Republican leaders rallied behind presumptive presidential nominee Mitt Romney as President Barack Obama officially began his re-election bid in the swing states of Ohio and Virginia.
Newt Gingrich and Rep. Michele Bachmann of Minnesota, who both dropped out of this year’s Republican primary contest, said Romney, 65, would prove better at creating jobs and reducing the country’s debt than Democrat Obama. Each had criticized Romney during the primary campaign for failing to be sufficiently conservative.
“Compared to Barack Obama, Mitt Romney is a solid conservative,” Gingrich, former speaker of the U.S. House of Representatives, said on CBS’s “Face the Nation” program. “As far as I’m concerned, I’ve endorsed him.”
The onetime Republican candidates spoke a day after Obama officially started his campaign by giving back-to-back speeches emphasizing populist themes and signs of economic progress since he was elected in 2008. The economy will be the dominant issue in the November election and Obama is seeking to make the case that, while the recovery has been uneven, his presidency has helped pull the U.S. out of a recession and reduced the unemployment rate.
“There have been disappointments, but we didn’t quit,” Obama, 50, said yesterday. “Together, we are fighting our way back.”
American employers in April added the fewest number of jobs in six months and wages stagnated, adding to concern that the nearly three-year-old economic expansion is cooling. The 115,000 increase in payrolls was less than forecast, Labor Department figures showed last week in Washington.
Both campaigns are preparing for a close election, with the most recent Gallup daily tracking poll, completed May 4, showing the race essentially tied. Obama received support from 46 percent of those polled and Romney got 45 percent. The margin of error is plus or minus 3 percentage points.
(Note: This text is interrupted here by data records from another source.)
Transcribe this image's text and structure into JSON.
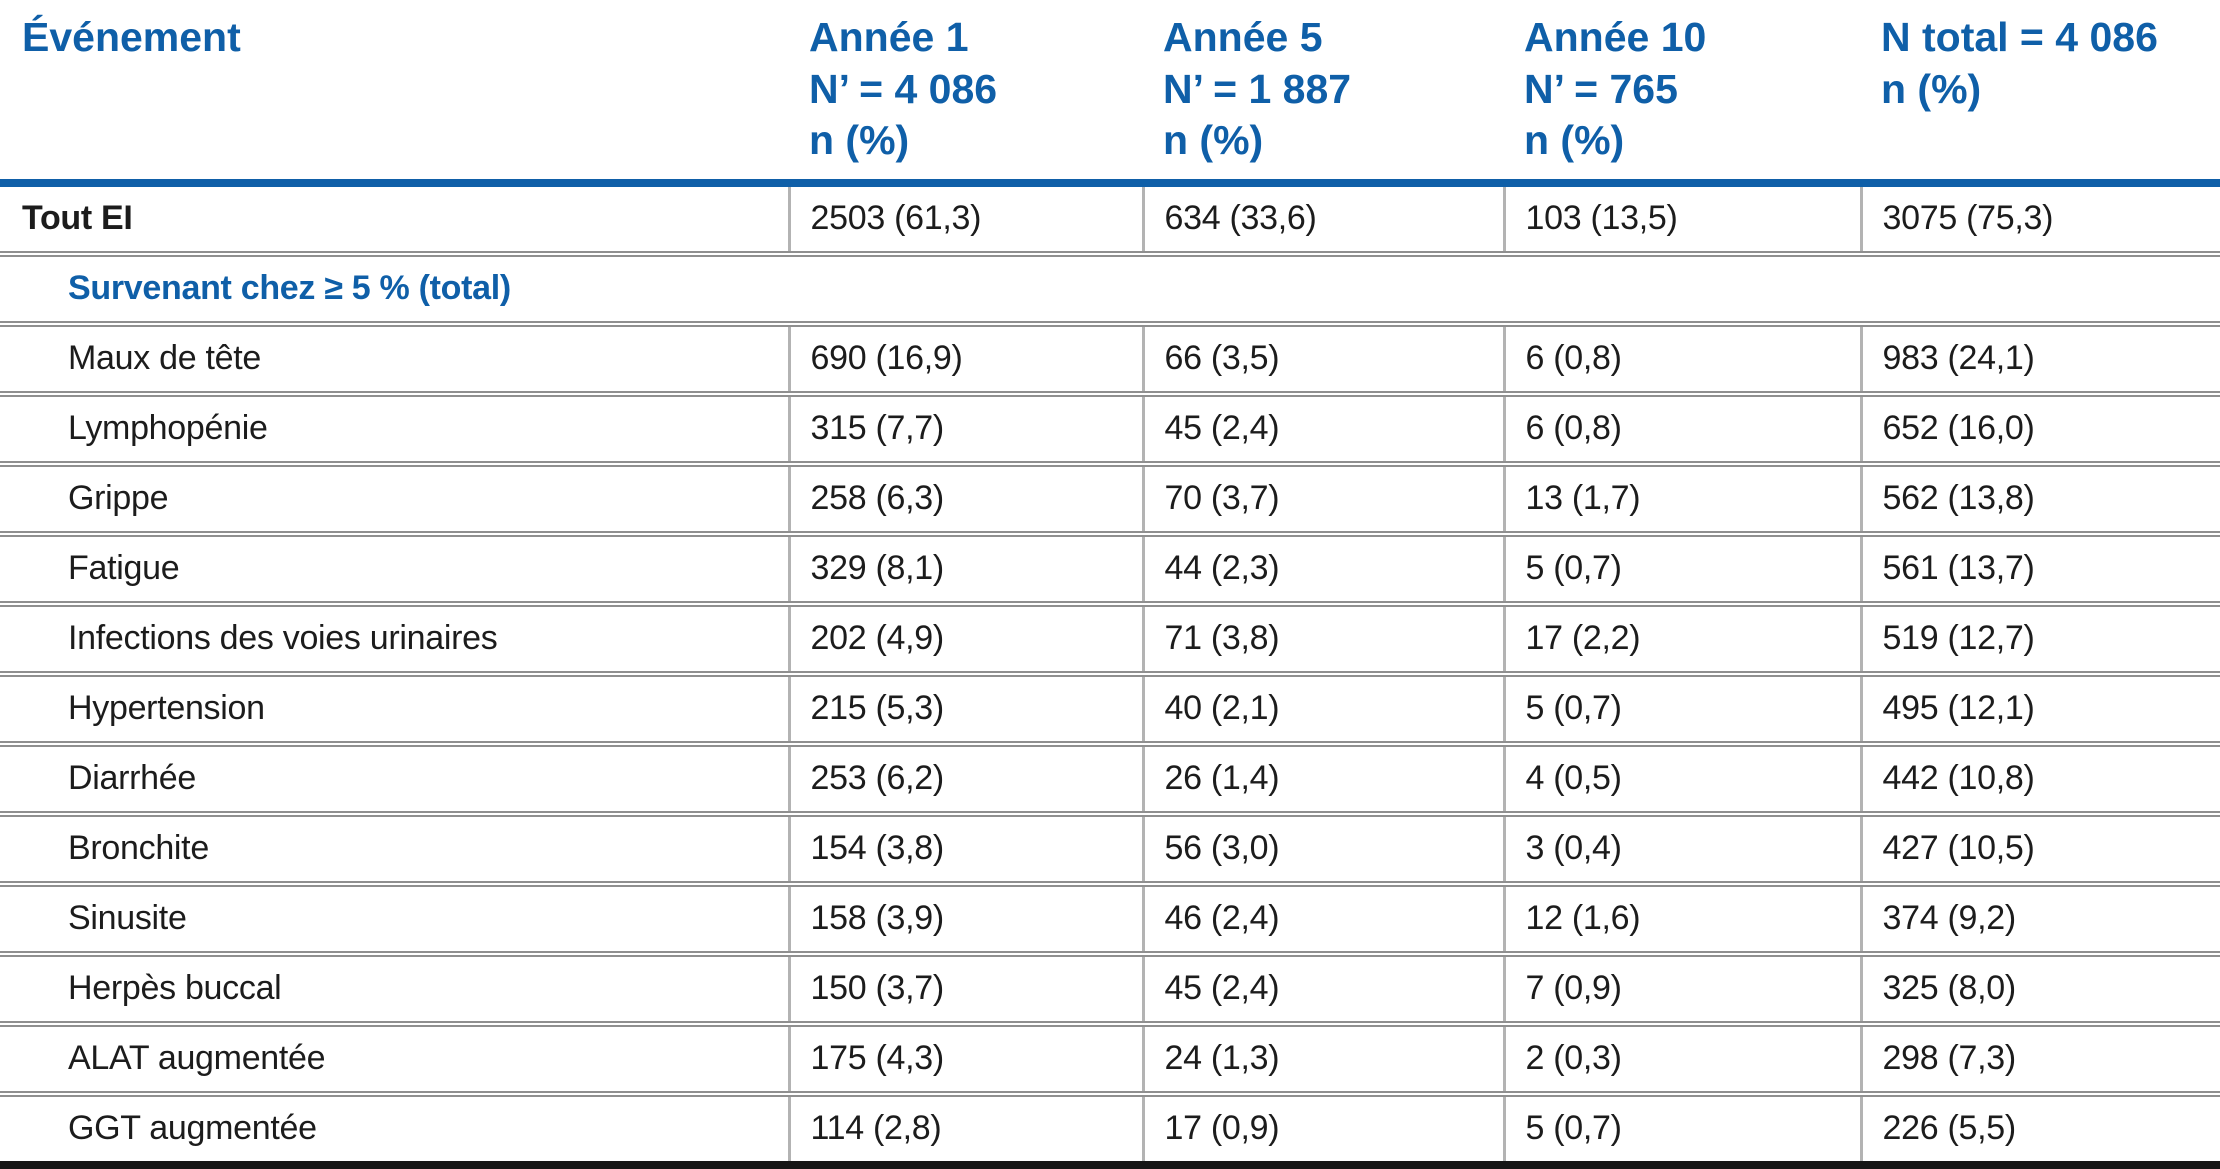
{
  "colors": {
    "accent_blue": "#0f5fa8",
    "body_text": "#1c1c1c",
    "row_divider_gray": "#8f8f8f",
    "column_divider_gray": "#b3b3b3",
    "bottom_rule_black": "#161616"
  },
  "table": {
    "columns": [
      {
        "id": "evenement",
        "label_lines": [
          "Événement"
        ]
      },
      {
        "id": "annee1",
        "label_lines": [
          "Année 1",
          "N’ = 4 086",
          "n (%)"
        ]
      },
      {
        "id": "annee5",
        "label_lines": [
          "Année 5",
          "N’ = 1 887",
          "n (%)"
        ]
      },
      {
        "id": "annee10",
        "label_lines": [
          "Année 10",
          "N’ = 765",
          "n (%)"
        ]
      },
      {
        "id": "ntotal",
        "label_lines": [
          "N total = 4 086",
          "n (%)"
        ]
      }
    ],
    "rows": [
      {
        "type": "total",
        "label": "Tout EI",
        "values": [
          "2503 (61,3)",
          "634 (33,6)",
          "103 (13,5)",
          "3075 (75,3)"
        ]
      },
      {
        "type": "section",
        "label": "Survenant chez ≥ 5 % (total)",
        "values": []
      },
      {
        "type": "event",
        "label": "Maux de tête",
        "values": [
          "690 (16,9)",
          "66 (3,5)",
          "6 (0,8)",
          "983 (24,1)"
        ]
      },
      {
        "type": "event",
        "label": "Lymphopénie",
        "values": [
          "315 (7,7)",
          "45 (2,4)",
          "6 (0,8)",
          "652 (16,0)"
        ]
      },
      {
        "type": "event",
        "label": "Grippe",
        "values": [
          "258 (6,3)",
          "70 (3,7)",
          "13 (1,7)",
          "562 (13,8)"
        ]
      },
      {
        "type": "event",
        "label": "Fatigue",
        "values": [
          "329 (8,1)",
          "44 (2,3)",
          "5 (0,7)",
          "561 (13,7)"
        ]
      },
      {
        "type": "event",
        "label": "Infections des voies urinaires",
        "values": [
          "202 (4,9)",
          "71 (3,8)",
          "17 (2,2)",
          "519 (12,7)"
        ]
      },
      {
        "type": "event",
        "label": "Hypertension",
        "values": [
          "215 (5,3)",
          "40 (2,1)",
          "5 (0,7)",
          "495 (12,1)"
        ]
      },
      {
        "type": "event",
        "label": "Diarrhée",
        "values": [
          "253 (6,2)",
          "26 (1,4)",
          "4 (0,5)",
          "442 (10,8)"
        ]
      },
      {
        "type": "event",
        "label": "Bronchite",
        "values": [
          "154 (3,8)",
          "56 (3,0)",
          "3 (0,4)",
          "427 (10,5)"
        ]
      },
      {
        "type": "event",
        "label": "Sinusite",
        "values": [
          "158 (3,9)",
          "46 (2,4)",
          "12 (1,6)",
          "374 (9,2)"
        ]
      },
      {
        "type": "event",
        "label": "Herpès buccal",
        "values": [
          "150 (3,7)",
          "45 (2,4)",
          "7 (0,9)",
          "325 (8,0)"
        ]
      },
      {
        "type": "event",
        "label": "ALAT augmentée",
        "values": [
          "175 (4,3)",
          "24 (1,3)",
          "2 (0,3)",
          "298 (7,3)"
        ]
      },
      {
        "type": "event",
        "label": "GGT augmentée",
        "values": [
          "114 (2,8)",
          "17 (0,9)",
          "5 (0,7)",
          "226 (5,5)"
        ]
      }
    ]
  }
}
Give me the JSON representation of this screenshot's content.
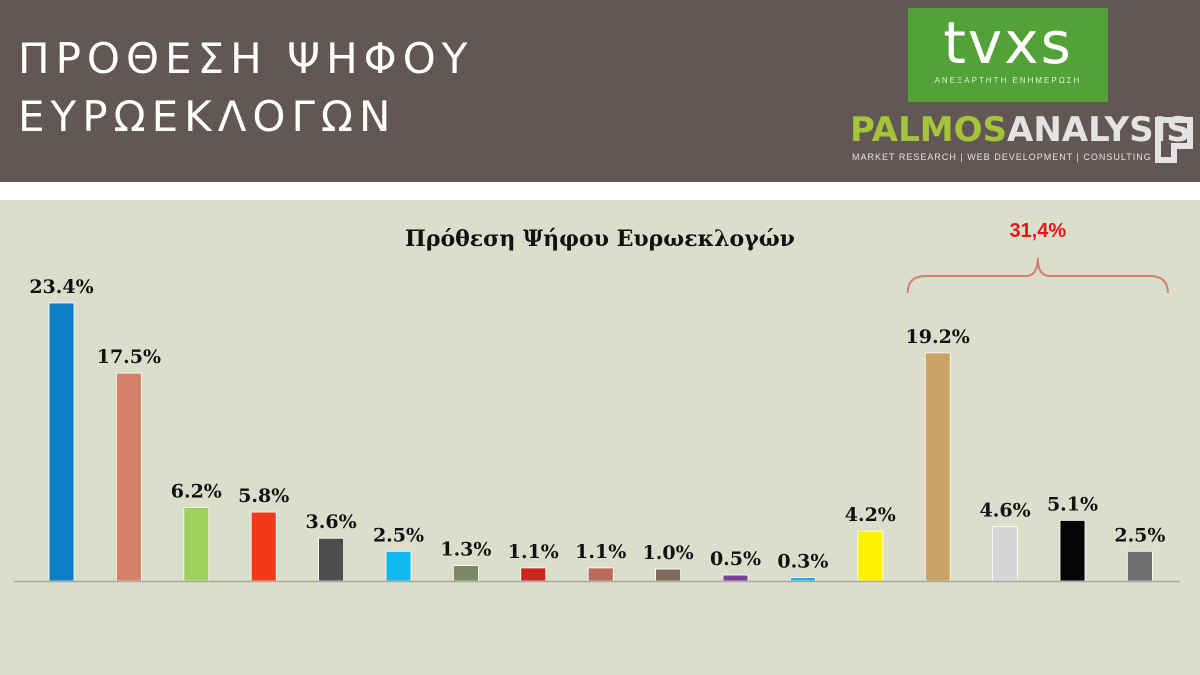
{
  "header": {
    "title_line1": "ΠΡΟΘΕΣΗ ΨΗΦΟΥ",
    "title_line2": "ΕΥΡΩΕΚΛΟΓΩΝ",
    "background": "#625755"
  },
  "logos": {
    "tvxs": {
      "text": "tvxs",
      "tagline": "ΑΝΕΞΑΡΤΗΤΗ ΕΝΗΜΕΡΩΣΗ",
      "color": "#52a237"
    },
    "palmos": {
      "word1": "PALMOS",
      "word2": "ANALYSIS",
      "tagline": "MARKET RESEARCH | WEB DEVELOPMENT | CONSULTING",
      "color": "#a4c53a"
    }
  },
  "chart_data": {
    "type": "bar",
    "title": "Πρόθεση Ψήφου Ευρωεκλογών",
    "xlabel": "",
    "ylabel": "",
    "ylim": [
      0,
      25
    ],
    "grid": false,
    "legend": "none",
    "values": [
      23.4,
      17.5,
      6.2,
      5.8,
      3.6,
      2.5,
      1.3,
      1.1,
      1.1,
      1.0,
      0.5,
      0.3,
      4.2,
      19.2,
      4.6,
      5.1,
      2.5
    ],
    "value_labels": [
      "23.4%",
      "17.5%",
      "6.2%",
      "5.8%",
      "3.6%",
      "2.5%",
      "1.3%",
      "1.1%",
      "1.1%",
      "1.0%",
      "0.5%",
      "0.3%",
      "4.2%",
      "19.2%",
      "4.6%",
      "5.1%",
      "2.5%"
    ],
    "colors": [
      "#0a7ec6",
      "#d5806a",
      "#9ed25f",
      "#f23a1a",
      "#4d4d4d",
      "#10b9ee",
      "#7c8a64",
      "#c8261d",
      "#b86c57",
      "#7b6b58",
      "#7a3da0",
      "#22aee6",
      "#fff200",
      "#c9a466",
      "#d6d6d6",
      "#050505",
      "#6f6f6f"
    ],
    "annotation": {
      "label": "31,4%",
      "from_bar": 13,
      "to_bar": 16,
      "color": "#e8151b",
      "bracket_color": "#d08070"
    }
  }
}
Sen. Marco Rubio of Florida, a potential Republican vice presidential pick, called the latest jobs report “abysmal” and said Obama was trying to blame Republicans for the country’s current economic condition because his own polices have failed.
“Things keep getting worse under his watch,” Rubio said today on the “Fox News Sunday” program. “He doesn’t want to run on that record.”
Obama “asked us to hire him four years ago on the promise that he knew how to fix this economy,” Rubio said. “That’s the standard we should judge him by. The standard he set.”
He said Hispanics have been disproportionately affected by the administration’s “bad policies with regards to the economy.”